My bigger focus will be physical therapy; working to rewire and retrain lost muscle groups.  Strengthening my body will reap a host of benefits: recovering degraded function, compensating for lost muscles, or just preventing atrophy of my still-healthy pieces!

Everything I do must focus on is preparation for the best and worst possible outcomes: preparing my body, our family, and my mind for the day we find a cure for my MS just as I prepare for the persistent and worsening conditions I am facing.  Starting the beginning of January, I will take time off from work.  As of now I have no idea how long I will stay out on short term disability.  This is the third interruption to my professional careers.  Fortunately, as this round is more of a ‘controlled crash’ scenario, I start out in the best position to remain focused on our fight. 

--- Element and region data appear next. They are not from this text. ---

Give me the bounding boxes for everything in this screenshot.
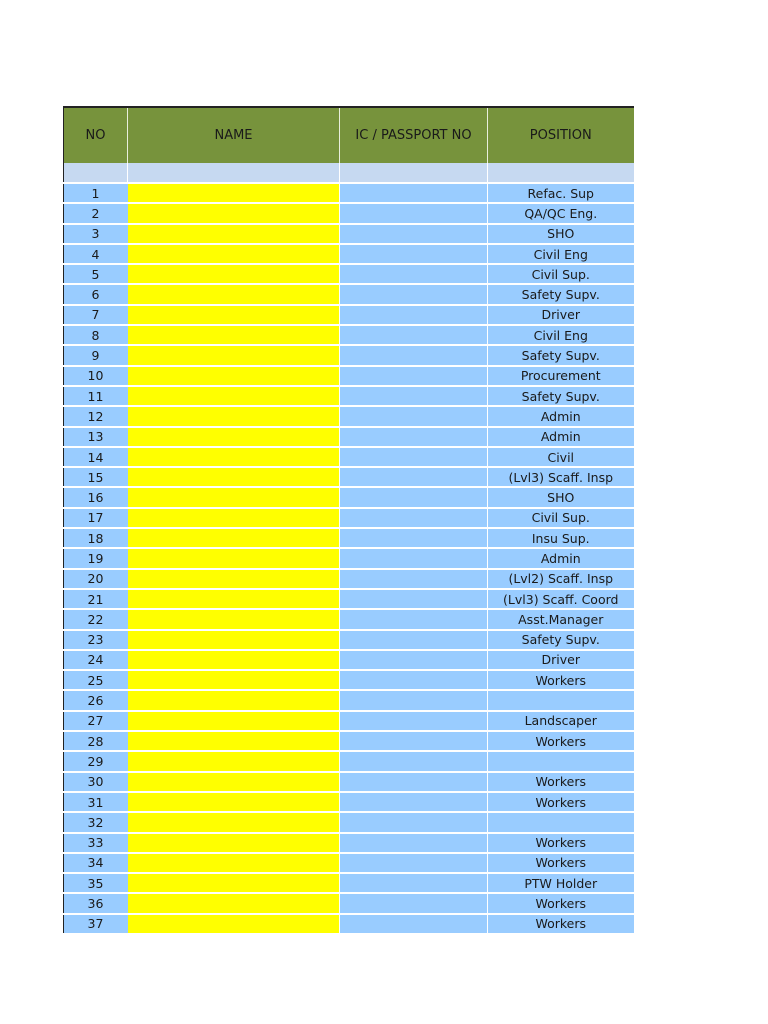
cell-position[interactable]: Civil [488,447,634,467]
cell-position[interactable]: Insu Sup. [488,528,634,548]
table-row [64,569,634,589]
cell-no[interactable]: 14 [64,447,128,467]
cell-position[interactable] [488,812,634,832]
cell-no[interactable]: 23 [64,630,128,650]
table-row [64,690,634,710]
cell-ic-passport[interactable] [340,386,488,406]
table-row [64,914,634,934]
cell-position[interactable]: Civil Eng [488,325,634,345]
cell-name[interactable] [128,751,340,771]
header-ic-passport[interactable]: IC / PASSPORT NO [340,107,488,163]
cell-ic-passport[interactable] [340,203,488,223]
cell-position[interactable]: Workers [488,833,634,853]
cell-position[interactable]: Refac. Sup [488,183,634,203]
cell-name[interactable] [128,406,340,426]
cell-ic-passport[interactable] [340,264,488,284]
cell-ic-passport[interactable] [340,487,488,507]
cell-ic-passport[interactable] [340,345,488,365]
cell-name[interactable] [128,731,340,751]
empty-cell[interactable] [128,163,340,183]
cell-name[interactable] [128,345,340,365]
cell-ic-passport[interactable] [340,630,488,650]
cell-ic-passport[interactable] [340,893,488,913]
cell-ic-passport[interactable] [340,447,488,467]
header-position[interactable]: POSITION [488,107,634,163]
cell-name[interactable] [128,264,340,284]
cell-ic-passport[interactable] [340,609,488,629]
table-row [64,873,634,893]
table-row [64,812,634,832]
table-row [64,609,634,629]
cell-no[interactable]: 9 [64,345,128,365]
cell-ic-passport[interactable] [340,690,488,710]
cell-no[interactable]: 8 [64,325,128,345]
table-row [64,731,634,751]
cell-name[interactable] [128,650,340,670]
cell-ic-passport[interactable] [340,427,488,447]
cell-ic-passport[interactable] [340,833,488,853]
cell-position[interactable]: Civil Sup. [488,508,634,528]
table-row [64,366,634,386]
cell-ic-passport[interactable] [340,751,488,771]
table-row [64,406,634,426]
table-header [64,107,634,163]
cell-position[interactable]: Admin [488,548,634,568]
cell-position[interactable]: (Lvl3) Scaff. Coord [488,589,634,609]
header-row [64,107,634,163]
cell-name[interactable] [128,873,340,893]
cell-ic-passport[interactable] [340,224,488,244]
cell-name[interactable] [128,467,340,487]
cell-position[interactable]: QA/QC Eng. [488,203,634,223]
cell-position[interactable]: PTW Holder [488,873,634,893]
cell-name[interactable] [128,833,340,853]
cell-name[interactable] [128,609,340,629]
table-row [64,264,634,284]
cell-position[interactable]: Workers [488,792,634,812]
table-row [64,427,634,447]
table-row [64,711,634,731]
cell-name[interactable] [128,589,340,609]
cell-ic-passport[interactable] [340,325,488,345]
table-row [64,751,634,771]
cell-position[interactable]: Workers [488,853,634,873]
cell-position[interactable]: Workers [488,914,634,934]
table-row [64,203,634,223]
cell-no[interactable]: 10 [64,366,128,386]
cell-no[interactable]: 30 [64,772,128,792]
cell-name[interactable] [128,447,340,467]
cell-no[interactable]: 15 [64,467,128,487]
cell-no[interactable]: 21 [64,589,128,609]
cell-position[interactable]: Driver [488,650,634,670]
cell-name[interactable] [128,569,340,589]
cell-no[interactable]: 33 [64,833,128,853]
cell-ic-passport[interactable] [340,812,488,832]
cell-ic-passport[interactable] [340,731,488,751]
cell-name[interactable] [128,508,340,528]
table-row [64,325,634,345]
table-row [64,853,634,873]
cell-ic-passport[interactable] [340,914,488,934]
staff-table [63,106,634,935]
cell-name[interactable] [128,772,340,792]
cell-name[interactable] [128,366,340,386]
cell-ic-passport[interactable] [340,183,488,203]
cell-no[interactable]: 13 [64,427,128,447]
cell-name[interactable] [128,690,340,710]
cell-name[interactable] [128,853,340,873]
cell-position[interactable]: (Lvl2) Scaff. Insp [488,569,634,589]
cell-name[interactable] [128,792,340,812]
cell-name[interactable] [128,284,340,304]
cell-position[interactable]: Admin [488,427,634,447]
cell-name[interactable] [128,670,340,690]
cell-no[interactable]: 5 [64,264,128,284]
cell-ic-passport[interactable] [340,366,488,386]
empty-cell[interactable] [488,163,634,183]
cell-no[interactable]: 32 [64,812,128,832]
cell-name[interactable] [128,386,340,406]
cell-position[interactable]: (Lvl3) Scaff. Insp [488,467,634,487]
cell-no[interactable]: 19 [64,548,128,568]
spacer-row [64,163,634,183]
cell-name[interactable] [128,183,340,203]
cell-name[interactable] [128,224,340,244]
cell-no[interactable]: 34 [64,853,128,873]
cell-no[interactable]: 1 [64,183,128,203]
cell-no[interactable]: 28 [64,731,128,751]
cell-ic-passport[interactable] [340,792,488,812]
cell-position[interactable]: SHO [488,224,634,244]
cell-position[interactable]: Safety Supv. [488,345,634,365]
cell-name[interactable] [128,630,340,650]
cell-name[interactable] [128,914,340,934]
table-row [64,345,634,365]
cell-ic-passport[interactable] [340,467,488,487]
table-row [64,508,634,528]
table-row [64,630,634,650]
table-row [64,893,634,913]
table-row [64,447,634,467]
table-body [64,163,634,934]
header-no[interactable]: NO [64,107,128,163]
cell-position[interactable]: Civil Sup. [488,264,634,284]
table-row [64,487,634,507]
cell-position[interactable] [488,690,634,710]
cell-position[interactable]: Workers [488,772,634,792]
cell-ic-passport[interactable] [340,873,488,893]
table-row [64,224,634,244]
cell-name[interactable] [128,325,340,345]
cell-no[interactable]: 26 [64,690,128,710]
cell-ic-passport[interactable] [340,305,488,325]
cell-name[interactable] [128,893,340,913]
cell-name[interactable] [128,711,340,731]
table-row [64,183,634,203]
cell-no[interactable]: 25 [64,670,128,690]
cell-no[interactable]: 17 [64,508,128,528]
table-row [64,386,634,406]
cell-no[interactable]: 7 [64,305,128,325]
cell-position[interactable]: SHO [488,487,634,507]
cell-name[interactable] [128,427,340,447]
cell-ic-passport[interactable] [340,853,488,873]
cell-position[interactable]: Landscaper [488,711,634,731]
table-row [64,589,634,609]
cell-no[interactable]: 29 [64,751,128,771]
cell-position[interactable]: Asst.Manager [488,609,634,629]
cell-no[interactable]: 11 [64,386,128,406]
cell-ic-passport[interactable] [340,508,488,528]
table-row [64,833,634,853]
cell-name[interactable] [128,305,340,325]
table-row [64,244,634,264]
table-row [64,284,634,304]
table-row [64,650,634,670]
table-row [64,467,634,487]
table-row [64,792,634,812]
cell-position[interactable]: Procurement [488,366,634,386]
cell-position[interactable]: Workers [488,731,634,751]
cell-no[interactable]: 24 [64,650,128,670]
table-row [64,670,634,690]
cell-no[interactable]: 35 [64,873,128,893]
table-row [64,305,634,325]
cell-name[interactable] [128,548,340,568]
table-row [64,548,634,568]
cell-ic-passport[interactable] [340,650,488,670]
table-row [64,772,634,792]
cell-position[interactable] [488,751,634,771]
cell-name[interactable] [128,812,340,832]
cell-ic-passport[interactable] [340,548,488,568]
cell-name[interactable] [128,528,340,548]
cell-no[interactable]: 2 [64,203,128,223]
spreadsheet-sheet [63,106,633,935]
cell-ic-passport[interactable] [340,528,488,548]
cell-position[interactable]: Driver [488,305,634,325]
cell-ic-passport[interactable] [340,589,488,609]
cell-no[interactable]: 16 [64,487,128,507]
cell-name[interactable] [128,487,340,507]
cell-position[interactable]: Safety Supv. [488,630,634,650]
cell-no[interactable]: 18 [64,528,128,548]
empty-cell[interactable] [64,163,128,183]
table-row [64,528,634,548]
cell-ic-passport[interactable] [340,772,488,792]
cell-position[interactable]: Safety Supv. [488,284,634,304]
empty-cell[interactable] [340,163,488,183]
cell-no[interactable]: 36 [64,893,128,913]
cell-ic-passport[interactable] [340,406,488,426]
cell-no[interactable]: 37 [64,914,128,934]
cell-position[interactable]: Workers [488,893,634,913]
cell-ic-passport[interactable] [340,244,488,264]
header-name[interactable]: NAME [128,107,340,163]
cell-no[interactable]: 4 [64,244,128,264]
cell-no[interactable]: 6 [64,284,128,304]
cell-name[interactable] [128,203,340,223]
cell-ic-passport[interactable] [340,569,488,589]
cell-no[interactable]: 22 [64,609,128,629]
cell-position[interactable]: Workers [488,670,634,690]
cell-no[interactable]: 31 [64,792,128,812]
cell-no[interactable]: 3 [64,224,128,244]
cell-position[interactable]: Civil Eng [488,244,634,264]
cell-position[interactable]: Admin [488,406,634,426]
cell-position[interactable]: Safety Supv. [488,386,634,406]
cell-no[interactable]: 20 [64,569,128,589]
cell-ic-passport[interactable] [340,670,488,690]
cell-no[interactable]: 27 [64,711,128,731]
cell-ic-passport[interactable] [340,711,488,731]
cell-name[interactable] [128,244,340,264]
cell-no[interactable]: 12 [64,406,128,426]
cell-ic-passport[interactable] [340,284,488,304]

2016 will surely be a year unlike any before.  I’ll avoid clichés about reminiscences or resolutions.  Instead, I’ll look to when I realize my satisfaction; when I update all my friends with a glorious boom of “2016 was a year unlike any before.  Thank you all for helping us achieve so much!”

One final note:
2015 was a year unlike any before.  Thank you all for helping us achieve so much!  I think Brie and I have reached out to everyone with our 2015 thank you card.  If it didn’t get it to you, something got mixed up somewhere.  Please let me know and I’ll fix it ASAP.  We are so truly grateful for what you all have done for me, as well as everyone fighting MS.

The fight is not over and it won’t be over until a cure is found.
It will never stop…nor will we
It will never quit…nor will we
This is why we fight!

Never Stop… Never Quit…®
Kevin Byrne
Portland, OR

1Blehm, E 2009, The Only Thing Worth Dying For (P.S.), Kindle Edition, accessed 14 December 2015 from Amazon.com. 

Never Stop... Never Quit... Reg. U.S. Pat. & Tm. Off.